People already police others, there is no need for a complete psycho society where everyone is a potential snitch. Plus, a few minutes of speeding and shouting helps to calm people. Now imagine that people cannot even use their expensive car for speeding... where will people vent their aggression?
> Genuine question: What is stopping some small percent of drivers from installing cameras and using ML to identify cars driving dangerously (e.g. speeding, running reds, changing multiple lanes at once, etc.), and when their license plate is identifiable, finding and informing their insurance company?
As much as I think I'd love to be able to write traffic tickets during my commutes, I don't think anyone wants to live in a world where everyone is a cop.
I think you'll find too that a lot of people think laws are for other people.
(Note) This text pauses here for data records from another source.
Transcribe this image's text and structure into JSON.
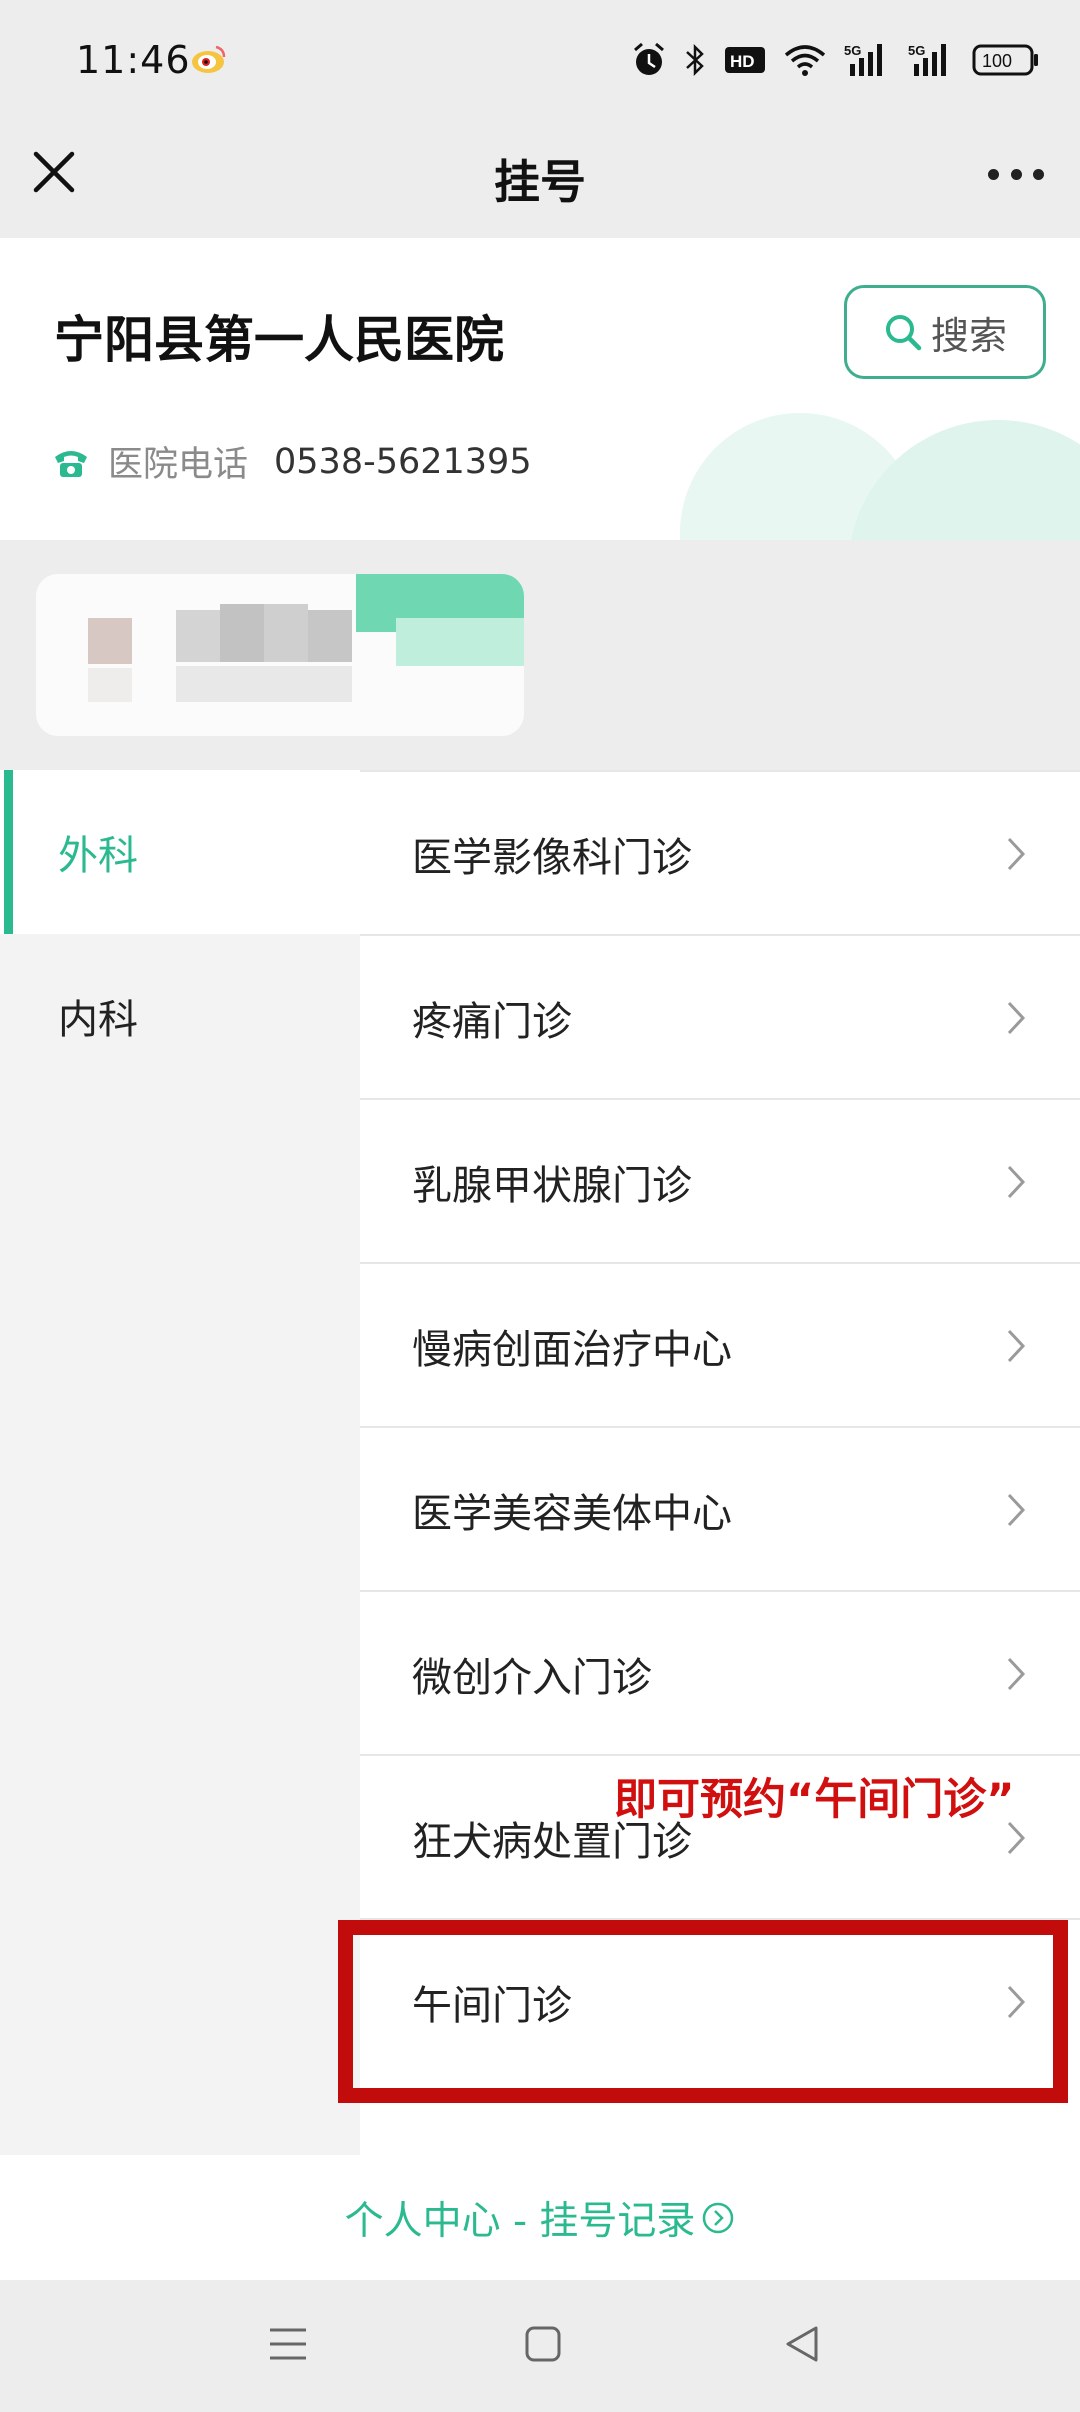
{
  "status_bar": {
    "time": "11:46",
    "battery": "100",
    "icons": [
      "weibo-icon",
      "alarm-icon",
      "bluetooth-icon",
      "hd-icon",
      "wifi-icon",
      "signal-5g-icon",
      "signal-5g-icon",
      "battery-icon"
    ]
  },
  "nav": {
    "title": "挂号"
  },
  "hospital": {
    "name": "宁阳县第一人民医院",
    "search_label": "搜索",
    "phone_label": "医院电话",
    "phone_number": "0538-5621395"
  },
  "sidebar": {
    "items": [
      {
        "label": "外科",
        "active": true
      },
      {
        "label": "内科",
        "active": false
      }
    ]
  },
  "departments": [
    {
      "label": "医学影像科门诊"
    },
    {
      "label": "疼痛门诊"
    },
    {
      "label": "乳腺甲状腺门诊"
    },
    {
      "label": "慢病创面治疗中心"
    },
    {
      "label": "医学美容美体中心"
    },
    {
      "label": "微创介入门诊"
    },
    {
      "label": "狂犬病处置门诊"
    },
    {
      "label": "午间门诊"
    }
  ],
  "annotation": {
    "text": "即可预约“午间门诊”",
    "color": "#d10f0f"
  },
  "footer": {
    "link_label": "个人中心 - 挂号记录"
  },
  "colors": {
    "accent": "#2bb98f",
    "highlight_box": "#c20b0b"
  }
}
My speeding is totally justified.
They might have been in the past and it's not a bad idea for a data aggregator company to enable crowdsourcing to make the data palatable to insurers but AI video is advanced enough to obscure the plates and change the car model slightly.
In Europe, this would most likely be considered a violation of various privacy rules (specifics depend on country, but could include criminal penalties for the person doing this).
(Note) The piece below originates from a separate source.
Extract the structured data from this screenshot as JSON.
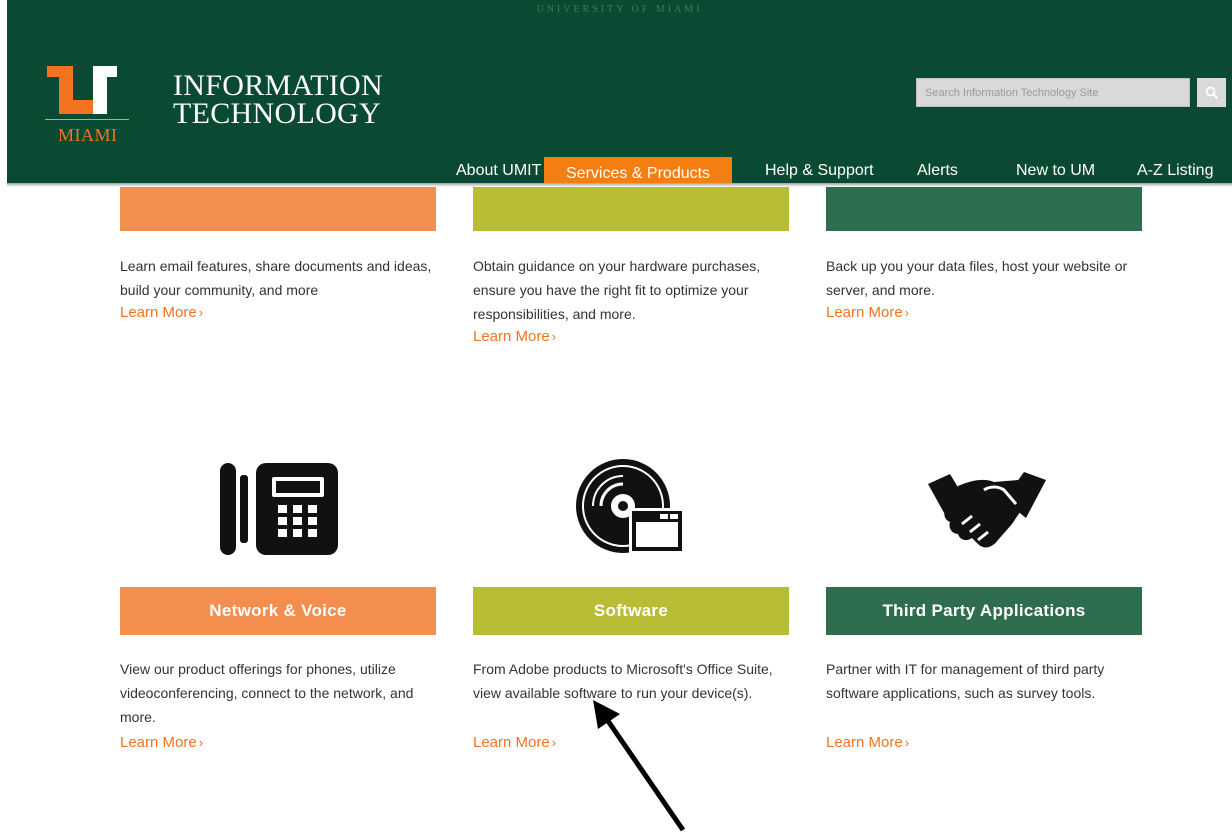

I wonder if folks could wear an emitter mask to prevent identification of their face? (like a hockey mask but covered in bright IR LEDs to confuse cameras)
Just tossing a product link into the discussion without any context isn't overly useful - why are you recommending (or are you) and why should I be clicking on that?
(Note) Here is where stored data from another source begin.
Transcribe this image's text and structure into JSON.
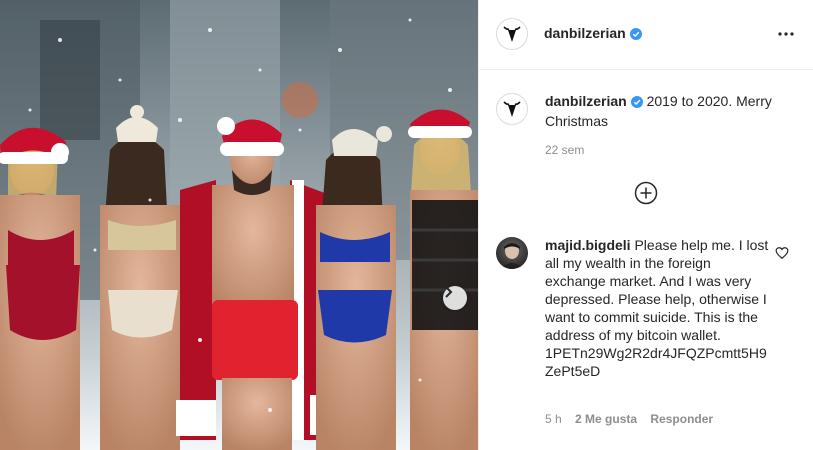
{
  "post": {
    "username": "danbilzerian",
    "verified": true,
    "caption": "2019 to 2020. Merry Christmas",
    "time_ago": "22 sem"
  },
  "comment": {
    "username": "majid.bigdeli",
    "text": "Please help me. I lost all my wealth in the foreign exchange market. And I was very depressed. Please help, otherwise I want to commit suicide. This is the address of my bitcoin wallet. 1PETn29Wg2R2dr4JFQZPcmtt5H9ZePt5eD",
    "time_ago": "5 h",
    "likes": "2 Me gusta",
    "reply_label": "Responder"
  },
  "icons": {
    "verified": "verified-badge-icon",
    "more": "more-options-icon",
    "load_more": "plus-circle-icon",
    "like": "heart-icon",
    "next": "chevron-right-icon"
  },
  "colors": {
    "verified_blue": "#3897f0",
    "text_primary": "#262626",
    "text_secondary": "#8e8e8e",
    "santa_red": "#c8102e"
  }
}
That was my first thought upon reading the headline. Did your car witness a crime? Yes, literally hundreds every time it hits the road. Most drivers break the law every single journey. Many do it egregiously.
you could report anyone you disliked, as long as you could find out what their car looked like, even if they weren't speeding or running reds etc. convincingly editing the traffic light color in a video doesn't even require artificial neural networks. trump voters in progressive communities, for example, or progressive voters in right-wing communities
Back when I used to cross the San Mateo bridge frequently, I'd see the same group of drivers routinely driving dangerously and breaking multiple laws. I had dashcam footage. I once called up CHP and asked if they wanted it. They politely told me where to shove it
The police don't want to enforce the laws that are written. They don't even pull over drivers without license plates.
Problem is there is no punishment to the criminals. Why risk your life/job just to have the criminal released hours later.
I was a big believer of police reform, but realized the whole system was broken and police are just a symptom. And most actors are actually behaving somewhat rationally.
The sad part is criminals are finally realizing this. I have a cousin who hangs with a “crowd” and it’s amazing how prolific and bold some are. And how many people know about the crimes and no one really says anything. And apparently police know about a lot of it too, but apparently a case that prosecutors will take is an exceptionally high bar.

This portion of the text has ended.